Qu’on veuille bien, en effet, par un simple rapprochement de souvenirs, se rappeler que, toute sa vie durant, Mme de Chateaubriand a été la plus abandonnée, la plus trompée des femmes, et que l’œuvre entière de René n’est que la glorification des infidélités dont elle fut la victime. Tantôt l’allusion aux rivales de l’épouse est voilée et vaporeuse, comme cette « sylphide » qu’il aimait à évoquer, sorte de créature de songe faite de toutes les femmes qu’il avait entrevues ou rêvées : « Il me semble que je vois apparaître ma sylphide des bois de Combourg. Me viens-tu retrouver, charmant fantôme de ma jeunesse? As-tu pitié de moi? Tu le vois, je ne suis changé que de visage ; toujours chimérique, dévoré d’un feu sans cause et sans aliment… Viens t’asseoir sur mes genoux ; n’aie pas peur de mes cheveux, caresse-les de tes doigts de fée ou d’ombre ; qu’ils se rembrunissent sous tes baisers !.. Viens ! emporte-moi comme autrefois, mais ne me rapporte plus. »

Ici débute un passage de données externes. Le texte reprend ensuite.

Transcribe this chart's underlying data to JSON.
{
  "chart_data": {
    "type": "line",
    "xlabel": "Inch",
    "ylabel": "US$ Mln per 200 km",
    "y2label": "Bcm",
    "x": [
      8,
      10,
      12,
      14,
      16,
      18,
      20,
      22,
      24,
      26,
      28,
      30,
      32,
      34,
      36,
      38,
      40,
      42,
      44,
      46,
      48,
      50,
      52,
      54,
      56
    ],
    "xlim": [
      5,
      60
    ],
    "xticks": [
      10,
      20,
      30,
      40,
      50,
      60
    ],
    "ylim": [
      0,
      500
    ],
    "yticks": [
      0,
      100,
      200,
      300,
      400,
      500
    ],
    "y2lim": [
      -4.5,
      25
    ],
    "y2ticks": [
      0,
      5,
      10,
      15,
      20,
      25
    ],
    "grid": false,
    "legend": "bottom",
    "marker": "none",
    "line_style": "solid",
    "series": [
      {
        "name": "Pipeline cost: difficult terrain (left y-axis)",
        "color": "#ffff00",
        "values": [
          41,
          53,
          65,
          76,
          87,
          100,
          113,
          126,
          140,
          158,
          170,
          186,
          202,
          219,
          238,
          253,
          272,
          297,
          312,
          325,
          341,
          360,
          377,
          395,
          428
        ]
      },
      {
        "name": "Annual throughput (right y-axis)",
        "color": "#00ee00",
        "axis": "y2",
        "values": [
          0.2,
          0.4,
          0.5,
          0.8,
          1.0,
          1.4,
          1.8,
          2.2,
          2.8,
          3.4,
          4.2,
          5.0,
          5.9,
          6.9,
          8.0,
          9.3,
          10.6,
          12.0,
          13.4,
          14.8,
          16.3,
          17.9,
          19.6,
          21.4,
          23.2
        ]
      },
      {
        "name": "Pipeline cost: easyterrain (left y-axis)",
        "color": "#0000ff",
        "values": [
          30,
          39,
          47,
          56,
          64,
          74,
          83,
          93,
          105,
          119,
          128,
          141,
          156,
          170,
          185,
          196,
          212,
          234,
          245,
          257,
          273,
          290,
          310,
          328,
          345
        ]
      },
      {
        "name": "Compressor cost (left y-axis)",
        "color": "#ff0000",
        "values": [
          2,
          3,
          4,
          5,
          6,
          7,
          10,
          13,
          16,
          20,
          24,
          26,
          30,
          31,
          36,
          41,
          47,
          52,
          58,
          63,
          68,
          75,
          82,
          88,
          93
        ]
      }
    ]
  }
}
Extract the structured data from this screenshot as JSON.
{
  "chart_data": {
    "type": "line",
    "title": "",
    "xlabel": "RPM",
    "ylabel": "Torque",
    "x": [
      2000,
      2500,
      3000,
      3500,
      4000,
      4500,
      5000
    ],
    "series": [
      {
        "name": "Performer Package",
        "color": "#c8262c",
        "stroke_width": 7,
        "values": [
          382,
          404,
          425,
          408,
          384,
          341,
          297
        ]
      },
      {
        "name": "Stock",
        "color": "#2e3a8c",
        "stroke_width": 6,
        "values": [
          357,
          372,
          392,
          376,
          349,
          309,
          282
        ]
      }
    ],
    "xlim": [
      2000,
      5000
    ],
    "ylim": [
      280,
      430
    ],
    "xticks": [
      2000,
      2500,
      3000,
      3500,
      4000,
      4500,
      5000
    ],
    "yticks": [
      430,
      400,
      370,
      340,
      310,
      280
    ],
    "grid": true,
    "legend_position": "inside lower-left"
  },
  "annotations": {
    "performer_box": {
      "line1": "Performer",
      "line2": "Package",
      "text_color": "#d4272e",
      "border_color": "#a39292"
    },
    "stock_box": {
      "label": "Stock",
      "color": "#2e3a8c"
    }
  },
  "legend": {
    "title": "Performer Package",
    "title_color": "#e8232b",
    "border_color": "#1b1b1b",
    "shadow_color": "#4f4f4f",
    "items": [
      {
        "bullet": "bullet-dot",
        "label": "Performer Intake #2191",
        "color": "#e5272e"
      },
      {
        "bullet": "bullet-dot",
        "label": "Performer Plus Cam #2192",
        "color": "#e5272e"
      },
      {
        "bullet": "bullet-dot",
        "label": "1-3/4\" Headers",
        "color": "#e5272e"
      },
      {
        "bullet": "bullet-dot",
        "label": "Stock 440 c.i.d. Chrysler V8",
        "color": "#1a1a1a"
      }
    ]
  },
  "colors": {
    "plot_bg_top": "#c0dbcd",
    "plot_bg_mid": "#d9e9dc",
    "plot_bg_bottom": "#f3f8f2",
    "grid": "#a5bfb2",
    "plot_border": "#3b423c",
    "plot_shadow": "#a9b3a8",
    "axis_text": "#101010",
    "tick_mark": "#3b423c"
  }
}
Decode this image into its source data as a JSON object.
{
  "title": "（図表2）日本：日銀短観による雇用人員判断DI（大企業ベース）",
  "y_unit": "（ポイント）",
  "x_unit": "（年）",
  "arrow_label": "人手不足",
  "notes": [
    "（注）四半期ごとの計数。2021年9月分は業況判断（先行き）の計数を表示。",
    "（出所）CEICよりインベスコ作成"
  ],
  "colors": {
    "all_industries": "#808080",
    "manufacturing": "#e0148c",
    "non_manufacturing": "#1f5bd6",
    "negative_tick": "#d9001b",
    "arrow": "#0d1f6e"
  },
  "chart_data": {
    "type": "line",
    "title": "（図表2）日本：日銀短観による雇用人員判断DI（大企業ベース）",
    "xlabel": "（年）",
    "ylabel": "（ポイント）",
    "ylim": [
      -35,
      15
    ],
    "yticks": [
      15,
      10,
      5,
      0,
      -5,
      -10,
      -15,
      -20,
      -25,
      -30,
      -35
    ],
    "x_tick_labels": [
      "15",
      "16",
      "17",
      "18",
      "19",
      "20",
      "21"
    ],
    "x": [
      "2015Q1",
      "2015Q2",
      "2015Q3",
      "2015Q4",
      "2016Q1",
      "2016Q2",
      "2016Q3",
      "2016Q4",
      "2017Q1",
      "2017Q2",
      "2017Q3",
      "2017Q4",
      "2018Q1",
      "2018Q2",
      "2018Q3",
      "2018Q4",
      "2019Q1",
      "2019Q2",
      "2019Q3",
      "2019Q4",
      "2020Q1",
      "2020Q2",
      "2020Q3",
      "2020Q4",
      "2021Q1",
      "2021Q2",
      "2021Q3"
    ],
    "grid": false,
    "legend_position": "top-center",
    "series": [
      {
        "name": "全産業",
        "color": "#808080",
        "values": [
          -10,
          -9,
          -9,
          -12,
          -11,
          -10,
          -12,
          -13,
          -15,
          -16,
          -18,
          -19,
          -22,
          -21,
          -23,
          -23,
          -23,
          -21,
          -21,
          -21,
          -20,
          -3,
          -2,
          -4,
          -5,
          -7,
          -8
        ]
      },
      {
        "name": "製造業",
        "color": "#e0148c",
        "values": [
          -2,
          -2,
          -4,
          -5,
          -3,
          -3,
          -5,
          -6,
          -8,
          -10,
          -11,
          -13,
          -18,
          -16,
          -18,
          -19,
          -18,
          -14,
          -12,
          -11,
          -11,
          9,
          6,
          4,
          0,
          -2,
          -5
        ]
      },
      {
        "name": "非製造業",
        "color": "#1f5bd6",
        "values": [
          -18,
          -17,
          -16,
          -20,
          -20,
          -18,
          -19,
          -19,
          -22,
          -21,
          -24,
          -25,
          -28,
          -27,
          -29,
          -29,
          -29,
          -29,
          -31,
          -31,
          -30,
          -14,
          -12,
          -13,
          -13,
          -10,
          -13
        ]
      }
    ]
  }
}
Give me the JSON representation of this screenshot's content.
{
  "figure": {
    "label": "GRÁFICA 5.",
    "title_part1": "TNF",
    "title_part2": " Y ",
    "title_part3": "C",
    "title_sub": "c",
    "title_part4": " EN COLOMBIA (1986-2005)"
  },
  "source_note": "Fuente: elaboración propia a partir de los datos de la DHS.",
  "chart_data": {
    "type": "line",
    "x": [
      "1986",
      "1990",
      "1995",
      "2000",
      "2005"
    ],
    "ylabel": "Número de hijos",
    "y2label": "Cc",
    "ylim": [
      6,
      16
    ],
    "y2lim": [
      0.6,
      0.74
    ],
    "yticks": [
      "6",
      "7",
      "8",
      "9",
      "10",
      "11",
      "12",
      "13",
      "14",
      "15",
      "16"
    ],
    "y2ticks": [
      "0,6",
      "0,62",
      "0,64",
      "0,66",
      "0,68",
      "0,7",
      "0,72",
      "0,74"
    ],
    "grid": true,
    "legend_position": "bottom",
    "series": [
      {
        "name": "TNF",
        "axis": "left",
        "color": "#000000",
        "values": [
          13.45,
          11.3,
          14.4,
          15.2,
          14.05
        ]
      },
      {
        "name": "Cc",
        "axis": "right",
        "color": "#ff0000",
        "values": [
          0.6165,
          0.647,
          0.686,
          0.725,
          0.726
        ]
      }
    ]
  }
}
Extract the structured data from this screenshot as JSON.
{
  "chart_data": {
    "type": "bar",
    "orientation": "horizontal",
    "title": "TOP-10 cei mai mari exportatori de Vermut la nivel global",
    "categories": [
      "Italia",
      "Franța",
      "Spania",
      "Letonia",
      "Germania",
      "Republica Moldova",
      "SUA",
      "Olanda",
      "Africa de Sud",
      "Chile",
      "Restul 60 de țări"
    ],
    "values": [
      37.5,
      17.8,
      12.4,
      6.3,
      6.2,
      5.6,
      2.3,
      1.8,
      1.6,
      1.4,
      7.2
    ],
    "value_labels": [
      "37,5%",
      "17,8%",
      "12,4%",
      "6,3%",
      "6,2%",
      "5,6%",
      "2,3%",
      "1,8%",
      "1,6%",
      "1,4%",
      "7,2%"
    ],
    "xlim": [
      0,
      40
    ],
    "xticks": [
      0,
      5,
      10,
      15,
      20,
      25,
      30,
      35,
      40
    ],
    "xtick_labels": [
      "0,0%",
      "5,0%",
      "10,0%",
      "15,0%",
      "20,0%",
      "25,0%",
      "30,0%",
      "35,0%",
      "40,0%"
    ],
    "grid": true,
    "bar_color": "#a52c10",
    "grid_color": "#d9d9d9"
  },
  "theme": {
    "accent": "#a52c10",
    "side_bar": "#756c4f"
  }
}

Tantôt, au contraire, la vision se précisait, le fantôme prenait corps, l’aveu se faisait indiscret et troublant, comme dans le passage cité plus haut, à propos du voyage d’Orient, comme dans celui-ci encore, où il est fait allusion à la scène grandiose de la prière du soir en mer, dans le Génie du christianisme : « Était-ce Dieu seul que je contemplais sur les flots ?.. Non ; je voyais une femme et les miracles de son sourire ;.. « comme enfin dans le récit de la promenade nocturne où s’attardent, « à la clarté douteuse de la lune, » les deux amans de l’Alhambra, dans le Dernier Abencérage, »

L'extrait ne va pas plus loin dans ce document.